Olá!
Vamos entrar em um novo estágio deste pequeno manual. Há
muitas áreas do conhecimento que já escapam do âmbito puro da Filosofia, seja
porque ganharam muita especificidade, seja porque desenvolveram métodos
próprios de pesquisa, mas sem deixar de guardar algumas penas da coruja de
Minerva em seus fundamentos. Até mesmo por isso, são ciências humanas das quais
faço uso frequente neste espaço, e que merecem destaque apartado, ora pois.
Em inúmeros cantos, por exemplo, comentei sobre as maneiras
e os porquês pelos quais os homens preferiram associar-se e viver juntos,
partilhando bens e gêneros de primeira necessidade, protegendo-se mutuamente e
dando manutenção ao grupo, cuidando das suas crianças e enterrando seus
defuntos. Essa malha ganha complexidade à medida que se torna maior, sendo
composta por indivíduos com anseios próprios, mas que, de alguma forma, se
submetem aos ditames do todo em que vivem. Essa vida em comum é o que se chama
de socius em latim, e é o que
modernamente chamamos de sociedade.
Sabendo que grupos sociais se inter-relacionam, podemos chegar à extensão máxima
do planetinha como campo de estudo, o que é realmente bastante coisa.
Percebendo e tentando compreender o funcionamento destes entes que englobam e
que superam as individualidades nasceu a Sociologia, que vamos analisar agora.
Se comparada à Filosofia, a Sociologia é uma criança cujos
dentes-de-leite ainda estão brotando. Isso não quer dizer que somente com a
modernidade nasceu a questão social. Encontramos inúmeras referências à vida em
sociedade nos socráticos, como o animal político de Aristóteles e a cidade
ideal de Platão, e mesmo antes, nos pré-socráticos e pré-filosóficos, como
Homero e Hesíodo, encontramos embaraços entre grupos humanos a tentar serem
resolvidos. No entanto, é apenas no século XIX que os fenômenos sociais passam
a ser objeto das Ciências. Estamos no âmbito do Positivismo, derivação direta
do otimismo com os avanços tecnológicos, que vê a Ciência como meio de resposta
muito mais eficiente do que a Metafísica e a Religião para sanar nossas
ambiguidades e problemáticas. Explica-se: diante da dor de cabeça, um
comprimido funciona muito melhor do que uma prece ou do que se especular sobre o
que é a dor, seu sentido, sua essência e o conformismo diante dela. As
respostas para os enigmas do universo estão no próprio universo, e não em
instâncias imateriais, é o que diz o saber científico. E, por isso, a Ciência,
o arauto do Positivismo, é considerada a única forma de conhecimento válido.

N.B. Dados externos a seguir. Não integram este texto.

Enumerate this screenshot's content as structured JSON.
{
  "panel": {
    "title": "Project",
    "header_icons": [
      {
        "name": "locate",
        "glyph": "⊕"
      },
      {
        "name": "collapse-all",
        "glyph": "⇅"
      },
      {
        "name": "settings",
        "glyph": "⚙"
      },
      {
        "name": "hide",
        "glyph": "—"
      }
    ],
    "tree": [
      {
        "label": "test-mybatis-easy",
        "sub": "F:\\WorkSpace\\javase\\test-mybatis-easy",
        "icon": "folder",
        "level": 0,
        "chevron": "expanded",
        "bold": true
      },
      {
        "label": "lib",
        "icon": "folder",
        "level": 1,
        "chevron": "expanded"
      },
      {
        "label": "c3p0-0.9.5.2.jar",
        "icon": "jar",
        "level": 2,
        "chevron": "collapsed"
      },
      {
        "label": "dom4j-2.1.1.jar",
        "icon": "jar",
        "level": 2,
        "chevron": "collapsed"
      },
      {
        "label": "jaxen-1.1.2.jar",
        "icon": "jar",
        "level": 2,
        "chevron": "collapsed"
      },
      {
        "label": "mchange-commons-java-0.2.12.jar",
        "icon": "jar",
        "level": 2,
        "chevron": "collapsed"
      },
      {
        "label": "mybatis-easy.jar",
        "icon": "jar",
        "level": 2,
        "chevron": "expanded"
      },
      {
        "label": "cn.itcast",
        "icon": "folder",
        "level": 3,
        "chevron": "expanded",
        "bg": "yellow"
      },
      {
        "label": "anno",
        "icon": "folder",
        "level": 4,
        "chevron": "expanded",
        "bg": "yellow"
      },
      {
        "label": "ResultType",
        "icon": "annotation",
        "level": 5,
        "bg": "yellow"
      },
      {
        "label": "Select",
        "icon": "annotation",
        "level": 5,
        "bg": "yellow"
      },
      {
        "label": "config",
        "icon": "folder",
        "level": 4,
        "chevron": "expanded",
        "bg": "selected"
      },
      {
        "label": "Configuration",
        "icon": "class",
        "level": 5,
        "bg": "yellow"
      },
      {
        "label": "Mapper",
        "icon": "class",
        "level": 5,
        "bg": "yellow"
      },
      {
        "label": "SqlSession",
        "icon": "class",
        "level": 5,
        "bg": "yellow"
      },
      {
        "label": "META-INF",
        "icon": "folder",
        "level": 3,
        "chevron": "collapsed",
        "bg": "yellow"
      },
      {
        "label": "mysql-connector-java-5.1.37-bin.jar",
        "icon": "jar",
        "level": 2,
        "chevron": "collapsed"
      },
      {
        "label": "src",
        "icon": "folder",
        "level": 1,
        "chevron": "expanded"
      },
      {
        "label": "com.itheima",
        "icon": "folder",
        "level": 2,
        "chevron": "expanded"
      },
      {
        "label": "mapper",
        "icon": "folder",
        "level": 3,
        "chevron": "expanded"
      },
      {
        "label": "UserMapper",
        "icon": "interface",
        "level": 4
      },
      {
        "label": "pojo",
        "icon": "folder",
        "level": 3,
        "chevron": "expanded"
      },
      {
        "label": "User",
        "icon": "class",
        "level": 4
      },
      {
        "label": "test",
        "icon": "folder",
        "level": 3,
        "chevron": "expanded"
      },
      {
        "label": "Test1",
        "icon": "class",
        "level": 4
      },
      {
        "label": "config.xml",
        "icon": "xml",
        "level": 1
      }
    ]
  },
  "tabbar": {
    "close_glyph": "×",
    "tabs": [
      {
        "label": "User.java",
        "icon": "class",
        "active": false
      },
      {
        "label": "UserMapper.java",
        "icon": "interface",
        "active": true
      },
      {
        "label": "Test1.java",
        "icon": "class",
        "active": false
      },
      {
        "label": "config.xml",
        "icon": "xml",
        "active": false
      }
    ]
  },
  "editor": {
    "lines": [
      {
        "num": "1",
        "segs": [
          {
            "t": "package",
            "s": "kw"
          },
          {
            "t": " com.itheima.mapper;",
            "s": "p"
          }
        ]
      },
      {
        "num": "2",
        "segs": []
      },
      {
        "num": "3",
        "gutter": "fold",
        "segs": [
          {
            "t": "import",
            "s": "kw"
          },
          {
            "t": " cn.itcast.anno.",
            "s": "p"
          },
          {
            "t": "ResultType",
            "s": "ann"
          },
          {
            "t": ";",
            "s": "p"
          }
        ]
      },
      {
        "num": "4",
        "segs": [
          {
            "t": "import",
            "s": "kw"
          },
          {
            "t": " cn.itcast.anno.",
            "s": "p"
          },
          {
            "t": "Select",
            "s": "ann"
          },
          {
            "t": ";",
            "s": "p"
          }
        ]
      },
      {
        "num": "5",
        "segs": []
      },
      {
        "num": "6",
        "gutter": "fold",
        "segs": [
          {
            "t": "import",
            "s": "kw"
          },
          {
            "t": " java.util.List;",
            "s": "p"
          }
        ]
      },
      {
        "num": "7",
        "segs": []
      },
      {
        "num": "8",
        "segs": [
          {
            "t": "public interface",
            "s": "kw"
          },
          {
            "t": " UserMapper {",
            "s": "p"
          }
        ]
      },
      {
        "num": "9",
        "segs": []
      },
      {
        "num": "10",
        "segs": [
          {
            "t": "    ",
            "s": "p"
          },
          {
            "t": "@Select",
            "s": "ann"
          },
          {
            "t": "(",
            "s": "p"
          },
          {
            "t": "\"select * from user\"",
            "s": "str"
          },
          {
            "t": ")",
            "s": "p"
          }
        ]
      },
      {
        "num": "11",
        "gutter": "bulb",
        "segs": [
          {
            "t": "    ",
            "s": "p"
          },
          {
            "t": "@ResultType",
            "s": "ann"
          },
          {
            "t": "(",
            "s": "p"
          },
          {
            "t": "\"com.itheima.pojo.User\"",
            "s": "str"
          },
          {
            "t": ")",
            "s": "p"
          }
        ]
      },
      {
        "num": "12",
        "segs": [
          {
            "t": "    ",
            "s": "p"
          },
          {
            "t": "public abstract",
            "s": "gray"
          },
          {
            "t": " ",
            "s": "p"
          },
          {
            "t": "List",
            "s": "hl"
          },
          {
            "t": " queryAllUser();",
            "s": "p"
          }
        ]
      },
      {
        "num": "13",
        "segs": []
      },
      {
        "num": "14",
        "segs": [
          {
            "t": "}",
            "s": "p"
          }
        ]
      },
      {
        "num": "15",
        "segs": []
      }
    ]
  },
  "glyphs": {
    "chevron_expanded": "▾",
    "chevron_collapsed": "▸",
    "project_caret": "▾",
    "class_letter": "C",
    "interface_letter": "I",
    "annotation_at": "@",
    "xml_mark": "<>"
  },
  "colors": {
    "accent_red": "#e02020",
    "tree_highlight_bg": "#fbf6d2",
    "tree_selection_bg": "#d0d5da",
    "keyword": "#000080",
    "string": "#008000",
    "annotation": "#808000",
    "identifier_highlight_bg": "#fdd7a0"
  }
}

Tudo isso nos fala Comte, o
papa da corrente.
Muito bem. Acontece que a sociedade existe, como podemos
determinar empiricamente. E, como tal, merece e precisa ser estudada. Mas não o
será mais em termos especulativos, e sim científicos, submetida a um método que
permita aferições e medidas, que possa ser reproduzido e verificado. É nesse
âmbito que a Sociologia, agora como Ciência, vem à luz. Bem... Comte a chama de
Física Social. O termo Sociologia nasce depois, com um cara que veremos já, já.
Era preciso dizer, após isso, como deveria ser dado tratamento a ela, ou seja,
qual seria a metodologia que lhe daria respaldo. A Sociologia é do campo das
Humanas, mais difíceis de tratar em termos de reprodutibilidade do que as
Exatas, mas o desafio precisou ser enfrentado.
Como a Sociologia é ainda uma área do conhecimento bastante
recente, as linhas-mestras do seu pensamento são um tanto restritas. Não se
trata de simplificá-la; é só uma questão de cronologia. Se falamos de
Matemática desde Pitágoras, é natural que as correntes tenham se ramificado
muito mais, mesmo sendo do escopo das Exatas. Por isso, quando falamos em
Sociologia, três nomes brotam logo de imediato e são unânimes, porque
consolidaram o campo investigativo: Durkheim, Marx e Weber. Seus trabalhos são
extensos e vão além da análise social pura e simples. Por isso, nosso intento
aqui será apenas e tão-somente trazer o carro-chefe do pensamento de cada um
deles, aquilo que mais contribui para delimitar a Sociologia como Ciência.
Vamos seguir a boa e velha cronologia dos manuais e começar
pelo francês Émile Durkheim (de quem já falei aqui).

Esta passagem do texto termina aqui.